Likewise, Cocteau excelled at simple phrases, small words, pithy sayings that sound like common aphorisms but are newly forged. One thinks of “Beauty and the Beast,” in which La belle says to La bête in a moment of tenderness, “j’ai peur” (“I am afraid”…the sailor also says to his friend when he returns home, unrecognized), “mais j’aime avoir peur avec vous” (“but I like being afraid, with you”). The verbal surrealism underscores a psychological truth of the character’s condition. Like “Beauty and the Beast,” the characters in Le pauvre matelot are nameless, as is the female character portraying death in “Orpheus.” This anonymity, like the effect of the mechanical piano and the low brow Java waltz, democratizes the drama. The audience is meant to connect immediately with the action, personally. Cocteau’s diction is terse. Milhaud is perfectly matched, with his affinity for simple major chords. Both poet and composer delight in very short sentences, with non-flowery, anti-poetic text. While other poets might go on at length about the human condition, Cocteau packs simple truths into a phrase like “je suis l’homme le plus cache du monde” (“I am the most hidden man in the world”) and “l’habitude rend aveugle” (“Habit makes you blind”). Milhaud’s repetitive, motoric music blossoms on this Dadaist canvas.
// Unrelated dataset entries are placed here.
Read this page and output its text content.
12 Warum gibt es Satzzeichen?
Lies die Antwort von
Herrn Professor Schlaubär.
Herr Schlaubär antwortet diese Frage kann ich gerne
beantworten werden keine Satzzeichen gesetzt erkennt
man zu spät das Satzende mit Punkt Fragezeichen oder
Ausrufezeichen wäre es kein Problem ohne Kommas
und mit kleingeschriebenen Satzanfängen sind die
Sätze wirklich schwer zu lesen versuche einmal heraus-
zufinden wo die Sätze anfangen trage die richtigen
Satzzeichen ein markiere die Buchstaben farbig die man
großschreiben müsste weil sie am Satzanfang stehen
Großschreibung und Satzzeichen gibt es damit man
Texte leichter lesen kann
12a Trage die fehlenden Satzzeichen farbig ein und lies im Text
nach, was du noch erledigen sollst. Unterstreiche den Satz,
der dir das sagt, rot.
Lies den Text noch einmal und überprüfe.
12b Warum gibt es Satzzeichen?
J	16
Any musician will tell you, repetition is an aid for comprehension – both Pergolesi and Milhaud understood this. For Pergolesi, this goes beyond the traditional da capo aria: he anticipated the Classical era with a balanced structure that recalls melodic ideas and uses unifying harmony to point to developing dramatic elements. And Milhaud took every chance he could to duplicate melodic cells, as if to be certain the audience could hear it right, so to speak. Ostinatos, verbatim repetitions, the brutal hammering of repeated keys, display all the contrasting glory of characters and situations. A tool that both composers also used exceeding well is harmony: at times to outline a series of affects, at others, to unsettle expectations. Milhaud’s bright final melody is downright eerie, as they accompany the wife as she slowly drags her husband’s dead body to the cistern. The dramatis personae also have unsettling tools at their disposal. Whereas the wife uses the hammer, a perfunctory tool, to achieve her will, Serpina uses the mute Vespone, a living person, as an object to manipulate Uberto. In some ways, this latter manipulation is more insidious. The tools of operatic drama are at the artists’ disposal, for the pleasure and edification of the audience. And its most powerful tool is melody. Both of these operas will send you out with a gift as tangible as the hammer: tunes which will continue to strike on the ear as you leave the theater this evening.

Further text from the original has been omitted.